Una vez que nos dirigíamos a la oración nos salió al encuentro una muchacha que tenía poderes de adivina y daba muchas ganancias a sus patrones adivinando la suerte. Caminando detrás de Pablo y de nosotros gritaba:
– Estos hombres son siervos del Dios Altísimo y nos predican el camino de la salvación. Esto lo hizo muchos días, hasta que Pablo, cansado, se volvió y dijo al espíritu:
– En nombre de Jesucristo te ordeno que salgas de ella.
Inmediatamente salió de ella.

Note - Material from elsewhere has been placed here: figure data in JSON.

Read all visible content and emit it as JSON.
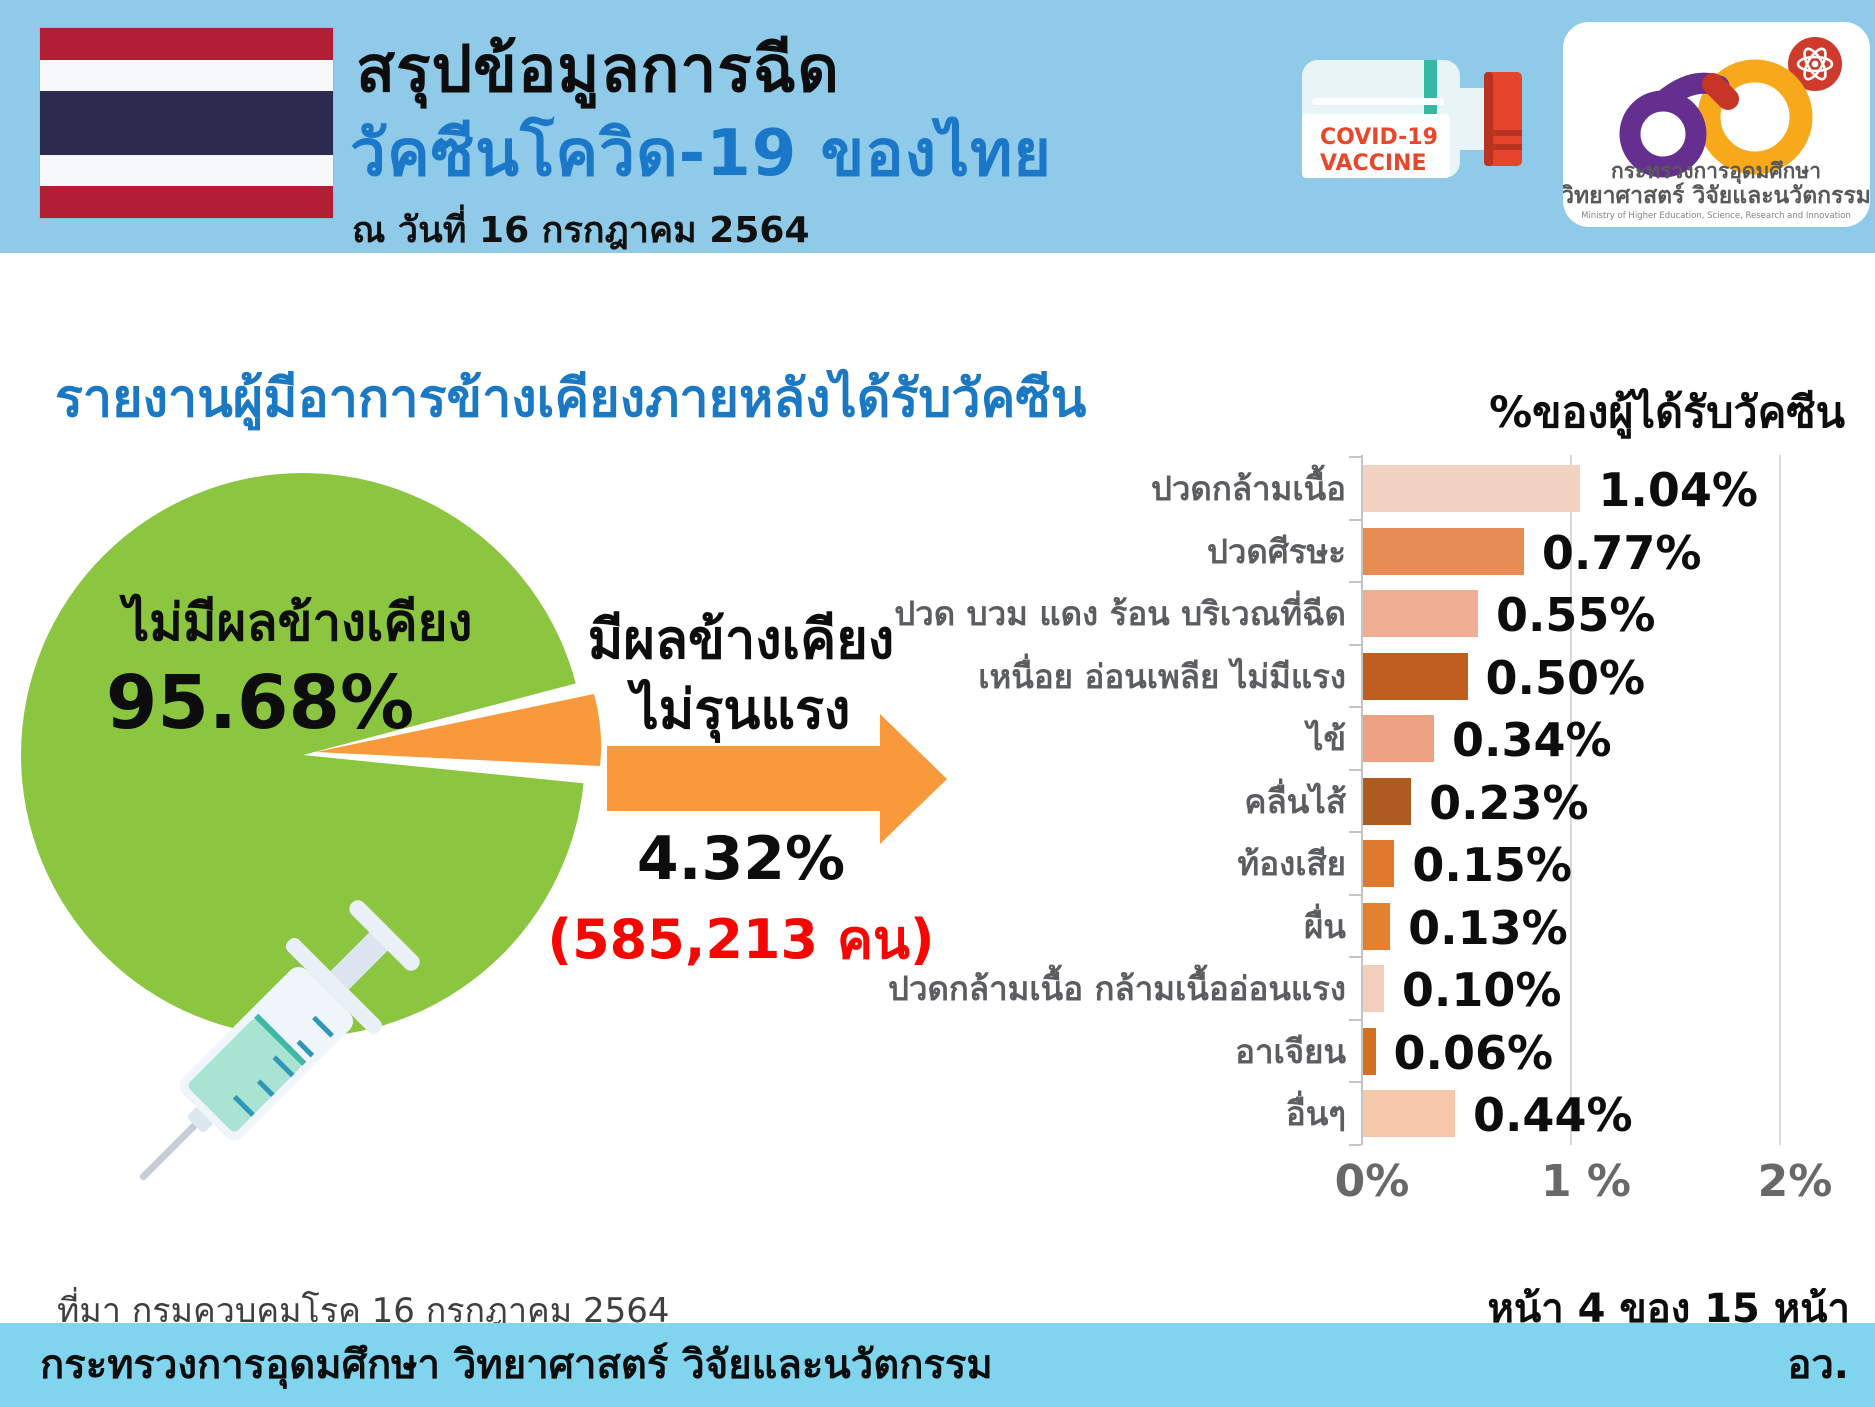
{
  "header": {
    "title": "สรุปข้อมูลการฉีด",
    "subtitle": "วัคซีนโควิด-19 ของไทย",
    "date": "ณ วันที่ 16 กรกฎาคม 2564",
    "bottle": {
      "line1": "COVID-19",
      "line2": "VACCINE"
    },
    "logo": {
      "thai_line1": "กระทรวงการอุดมศึกษา",
      "thai_line2": "วิทยาศาสตร์ วิจัยและนวัตกรรม",
      "english_line": "Ministry of Higher Education, Science, Research and Innovation"
    }
  },
  "section": {
    "title": "รายงานผู้มีอาการข้างเคียงภายหลังได้รับวัคซีน",
    "axis_note": "%ของผู้ได้รับวัคซีน"
  },
  "chart_data": [
    {
      "type": "pie",
      "labels": [
        "ไม่มีผลข้างเคียง",
        "มีผลข้างเคียง ไม่รุนแรง"
      ],
      "values": [
        95.68,
        4.32
      ],
      "colors": [
        "#8CC540",
        "#F89A3C"
      ],
      "label1": "ไม่มีผลข้างเคียง",
      "value1_label": "95.68%",
      "label2_line1": "มีผลข้างเคียง",
      "label2_line2": "ไม่รุนแรง",
      "value2_label": "4.32%",
      "annotation": "(585,213 คน)",
      "annotation_color": "#F50600"
    },
    {
      "type": "bar",
      "orientation": "horizontal",
      "title": "%ของผู้ได้รับวัคซีน",
      "categories": [
        "ปวดกล้ามเนื้อ",
        "ปวดศีรษะ",
        "ปวด บวม แดง ร้อน บริเวณที่ฉีด",
        "เหนื่อย อ่อนเพลีย ไม่มีแรง",
        "ไข้",
        "คลื่นไส้",
        "ท้องเสีย",
        "ผื่น",
        "ปวดกล้ามเนื้อ กล้ามเนื้ออ่อนแรง",
        "อาเจียน",
        "อื่นๆ"
      ],
      "values": [
        1.04,
        0.77,
        0.55,
        0.5,
        0.34,
        0.23,
        0.15,
        0.13,
        0.1,
        0.06,
        0.44
      ],
      "value_labels": [
        "1.04%",
        "0.77%",
        "0.55%",
        "0.50%",
        "0.34%",
        "0.23%",
        "0.15%",
        "0.13%",
        "0.10%",
        "0.06%",
        "0.44%"
      ],
      "bar_colors": [
        "#F2D2C3",
        "#E78C53",
        "#EFAE94",
        "#BF5E1F",
        "#ECA183",
        "#AE5B20",
        "#DF7A2D",
        "#E5812E",
        "#F3CDBD",
        "#D66E1D",
        "#F5C8A9"
      ],
      "xlim": [
        0,
        2
      ],
      "x_ticks": [
        "0%",
        "1 %",
        "2%"
      ],
      "grid": true,
      "legend": false
    }
  ],
  "footer": {
    "source": "ที่มา กรมควบคุมโรค 16 กรกฎาคม 2564",
    "page_indicator": "หน้า 4 ของ 15 หน้า",
    "ministry": "กระทรวงการอุดมศึกษา วิทยาศาสตร์ วิจัยและนวัตกรรม",
    "ministry_abbr": "อว."
  },
  "colors": {
    "header_band": "#8FCAE9",
    "footer_band": "#80D4EE",
    "title_blue": "#1B78C8",
    "pie_green": "#8CC540",
    "arrow_orange": "#F89A3C",
    "red_text": "#F50600"
  }
}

Viendo sus dueños que se les había escapado la esperanza de negocio, tomaron a Pablo y Silas, los arrastraron hasta la plaza, ante las autoridades, y, presentándolos a los magistrados, dijeron:
– Estos hombres están perturbando nuestra ciudad; son judíos y predican unas costumbres que nosotros, romanos, no podemos aceptar ni practicar. La gente se reunió contra ellos y los magistrados ordenaron que los desnudaran y los azotaran. Después de una buena paliza, los metieron en la cárcel y ordenaron al carcelero que los vigilara con mucho cuidado. Recibido el encargo, los metió en el último calabozo y les sujetó los pies al cepo. A media noche Pablo y Silas recitaban un himno a Dios, mientras los demás presos escuchaban. De repente sobrevino un terremoto que sacudió los cimientos de la prisión. En ese instante se abrieron todas las puertas y se les soltaron las cadenas a los prisioneros. El carcelero se despertó, y al ver las puertas abiertas, empuñó la espada para matarse, creyendo que se habían escapado los presos. Pero Pablo le gritó muy fuerte:
–¡No te hagas daño, que estamos todos aquí! El carcelero pidió una antorcha, temblando corrió adentro y se echó a los pies de Pablo y Silas. Los sacó afuera y les dijo:
– Señores, ¿qué tengo que hacer para salvarme? Ellos le contestaron:
– Cree en el Señor Jesús y te salvarás, tú con tu familia. Enseguida le anunciaron a él y a toda la familia el mensaje del Señor. Todavía de noche se los llevó, les lavó las heridas y se bautizó con toda su familia. Después los llevó a su casa, les ofreció una comida y festejó con toda la casa el haber creído en Dios. Cuando se hizo de día, los magistrados enviaron a los inspectores para que soltaran a aquellos hombres. El carcelero informó del asunto a Pablo:
– Los magistrados han mandado que los deje en libertad; por tanto, váyanse en paz. Pablo replicó:
– De modo que a nosotros, ciudadanos romanos, nos han azotado en público y sin juicio, nos han metido en la cárcel, ¿y ahora nos echan a ocultas? De ningún modo. Que vengan ellos y nos hagan salir. Los inspectores lo comunicaron a los magistrados, los cuales se asustaron al oír que eran ciudadanos romanos. Acudieron, se excusaron, los hicieron salir y les rogaron que se marcharan de la ciudad. Al salir de la cárcel se dirigieron a casa de Lidia, saludaron, animaron a los hermanos y se marcharon.